The beauty and the car: tradeshow hostesses and sociocultural constructions of ideals of beauty
Tanja Kubes (TU Munich)
Paper short abstract:
Motor show hostesses represent an almost archetypical image of Western femininity and beauty. My paper addresses the various physical and mental activities that shape the process of living up to this specific ideal of beauty and develops a concept of beauty as performance.
Paper long abstract:
Motor show hostesses represent an almost archetypical image of Western femininity and beauty. The process of becoming a hostess includes constant defragmentations and recompositions of the female body and the acquisition of specific "hostess beauty techniques". Seemingly everyday activities like standing or smiling are stripped of their codified social meanings and emotional values and are re-acquired as purely physical actions to live up to idealized images of the beautiful young woman next to a car.
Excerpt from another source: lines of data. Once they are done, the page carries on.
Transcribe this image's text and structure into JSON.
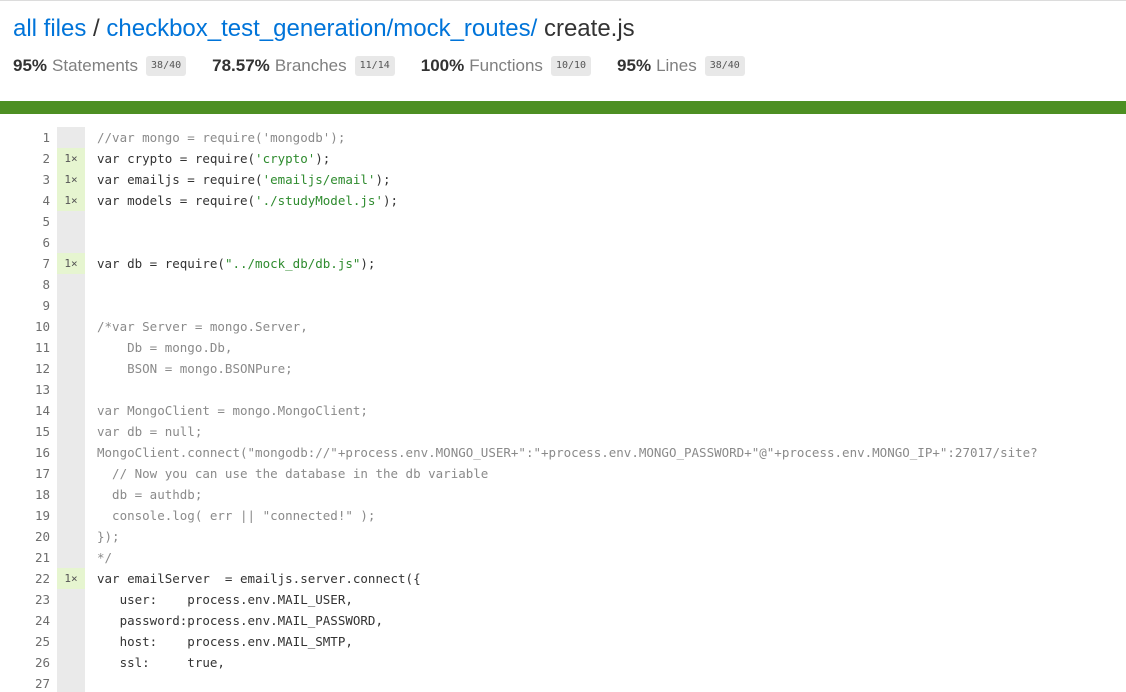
{
  "breadcrumb": {
    "root": "all files",
    "sep": " / ",
    "path": "checkbox_test_generation/mock_routes/",
    "file": "create.js"
  },
  "summary": [
    {
      "pct": "95%",
      "label": "Statements",
      "frac": "38/40"
    },
    {
      "pct": "78.57%",
      "label": "Branches",
      "frac": "11/14"
    },
    {
      "pct": "100%",
      "label": "Functions",
      "frac": "10/10"
    },
    {
      "pct": "95%",
      "label": "Lines",
      "frac": "38/40"
    }
  ],
  "colors": {
    "link": "#0074d9",
    "coverage_bar": "#4d8f22",
    "hit_gutter": "#e6f5d0",
    "neutral_gutter": "#eaeaea"
  },
  "lines": [
    {
      "n": "1",
      "count": "",
      "code": "//var mongo = require('mongodb');",
      "comment": true
    },
    {
      "n": "2",
      "count": "1×",
      "code": "var crypto = require('crypto');"
    },
    {
      "n": "3",
      "count": "1×",
      "code": "var emailjs = require('emailjs/email');"
    },
    {
      "n": "4",
      "count": "1×",
      "code": "var models = require('./studyModel.js');"
    },
    {
      "n": "5",
      "count": "",
      "code": ""
    },
    {
      "n": "6",
      "count": "",
      "code": ""
    },
    {
      "n": "7",
      "count": "1×",
      "code": "var db = require(\"../mock_db/db.js\");"
    },
    {
      "n": "8",
      "count": "",
      "code": ""
    },
    {
      "n": "9",
      "count": "",
      "code": ""
    },
    {
      "n": "10",
      "count": "",
      "code": "/*var Server = mongo.Server,",
      "comment": true
    },
    {
      "n": "11",
      "count": "",
      "code": "    Db = mongo.Db,",
      "comment": true
    },
    {
      "n": "12",
      "count": "",
      "code": "    BSON = mongo.BSONPure;",
      "comment": true
    },
    {
      "n": "13",
      "count": "",
      "code": "",
      "comment": true
    },
    {
      "n": "14",
      "count": "",
      "code": "var MongoClient = mongo.MongoClient;",
      "comment": true
    },
    {
      "n": "15",
      "count": "",
      "code": "var db = null;",
      "comment": true
    },
    {
      "n": "16",
      "count": "",
      "code": "MongoClient.connect(\"mongodb://\"+process.env.MONGO_USER+\":\"+process.env.MONGO_PASSWORD+\"@\"+process.env.MONGO_IP+\":27017/site?",
      "comment": true
    },
    {
      "n": "17",
      "count": "",
      "code": "  // Now you can use the database in the db variable",
      "comment": true
    },
    {
      "n": "18",
      "count": "",
      "code": "  db = authdb;",
      "comment": true
    },
    {
      "n": "19",
      "count": "",
      "code": "  console.log( err || \"connected!\" );",
      "comment": true
    },
    {
      "n": "20",
      "count": "",
      "code": "});",
      "comment": true
    },
    {
      "n": "21",
      "count": "",
      "code": "*/",
      "comment": true
    },
    {
      "n": "22",
      "count": "1×",
      "code": "var emailServer  = emailjs.server.connect({"
    },
    {
      "n": "23",
      "count": "",
      "code": "   user:    process.env.MAIL_USER,"
    },
    {
      "n": "24",
      "count": "",
      "code": "   password:process.env.MAIL_PASSWORD,"
    },
    {
      "n": "25",
      "count": "",
      "code": "   host:    process.env.MAIL_SMTP,"
    },
    {
      "n": "26",
      "count": "",
      "code": "   ssl:     true,"
    },
    {
      "n": "27",
      "count": "",
      "code": ""
    }
  ]
}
There is a clear cognitive/emotional dissonance between how those hostesses feel (e.g. sore legs and aching backs) and what their mimic seems to suggest (cheerful smiles and alluring glances). Performing beauty is a complex physical and mental activity that needs to be studied in a holistic, multisensory way. The ethnographer has no choice but to subject herself to the strict regime of (often quite painful) bodily experience. My paper is based on extensive "thick participation" and participant observation among motor show hostesses and discusses the physical (or incorporative) aspects of culture that can be observed in the act of performing beauty. I will address how ideals of beauty form the body and how they are incorporated, how they inscribe themselves in the body and "naturalize" body and mind. In addition, I will develop a performative concept of "doing beauty" as it can be induced from the sensory experience of hostessing.